I rumours intorno ai maggiori costi di un’opera di ingegneria assolutamente non banale si rincorrevano da mesi. Così come non si percepisce ancora una data di fine lavori e di consegna di un’opera che per la prossima Corsa all’Anello e la stagione turistica potrebbe essere utile. Qualche posto auto in più potrebbe esserci alla fine, come aveva annunciato il sindaco Lorenzo Lucarelli, e anche il deflusso veicolare verso il parcheggio del Suffragio deviato dalle vie del centro storico aiuterebbe non poco la città a respirare durante gli eventi più partecipati da narnesi e turisti.

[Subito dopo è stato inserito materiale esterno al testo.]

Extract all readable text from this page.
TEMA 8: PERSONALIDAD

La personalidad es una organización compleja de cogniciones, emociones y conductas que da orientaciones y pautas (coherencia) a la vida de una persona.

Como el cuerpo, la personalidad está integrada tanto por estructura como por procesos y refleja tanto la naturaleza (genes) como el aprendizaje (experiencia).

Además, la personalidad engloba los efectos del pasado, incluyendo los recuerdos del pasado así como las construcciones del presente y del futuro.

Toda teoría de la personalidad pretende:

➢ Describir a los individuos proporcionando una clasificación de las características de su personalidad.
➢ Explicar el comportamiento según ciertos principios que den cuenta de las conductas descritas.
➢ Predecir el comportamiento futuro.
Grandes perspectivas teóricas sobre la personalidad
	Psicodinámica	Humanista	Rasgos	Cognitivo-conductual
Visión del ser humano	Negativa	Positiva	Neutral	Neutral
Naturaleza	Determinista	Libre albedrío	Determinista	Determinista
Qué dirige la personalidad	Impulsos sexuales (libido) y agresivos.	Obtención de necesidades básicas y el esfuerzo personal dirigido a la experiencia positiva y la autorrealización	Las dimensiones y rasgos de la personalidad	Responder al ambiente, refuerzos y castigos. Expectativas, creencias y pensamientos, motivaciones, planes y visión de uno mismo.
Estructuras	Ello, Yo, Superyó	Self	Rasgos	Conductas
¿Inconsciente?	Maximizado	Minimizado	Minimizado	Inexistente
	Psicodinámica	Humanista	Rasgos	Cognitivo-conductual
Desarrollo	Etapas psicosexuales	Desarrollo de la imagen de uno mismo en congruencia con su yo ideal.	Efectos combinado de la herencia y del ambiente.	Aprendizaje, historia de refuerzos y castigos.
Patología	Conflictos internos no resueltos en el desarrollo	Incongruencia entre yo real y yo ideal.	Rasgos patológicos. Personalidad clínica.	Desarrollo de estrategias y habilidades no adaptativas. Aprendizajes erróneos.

Alla fine l’opera del Pnrr da 2,1 milioni di euro salirà quindi a quota 3 milioni con tanto di proroga di 6 mesi “per poter completare la progettazione esecutiva, tenendo anche conto delle eventuali modifiche o prescrizioni aggiuntive che la Soprintendenza volesse impartire e poter espletare le fasi di gara e affidamento dei lavori”, si legge nella predetta delibera.
La speranza è che uno degli investimenti più ingenti della storia della città riesca a portare vantaggi per la cittadinanza e lo sviluppo turistico. Nell’ottica dello sviluppo del parcheggio del Suffragio (l’investimento più o meno potrebbe essere simile, ma solo se fatto da parte di privati) la strada ne diventerebbe elemento correlato e indispensabile. E se lungo il tracciato della nuova strada dei Bastioni verranno ricavati più posti auto di quelli previsti inizialmente grazie ad alcune porzioni di terreno ricavate dagli scavi e dai movimenti terra, oltre che dalla stabilizzazione dell’area, i vantaggi potrebbero essere tangibili per la città. Intanto c’è da fare i conti con un incremento di spesa decisamente non banale. Un peso decisamente importante sulle casse comunali anche se i fondi verranno ripresi da un avanzo di amministrazione.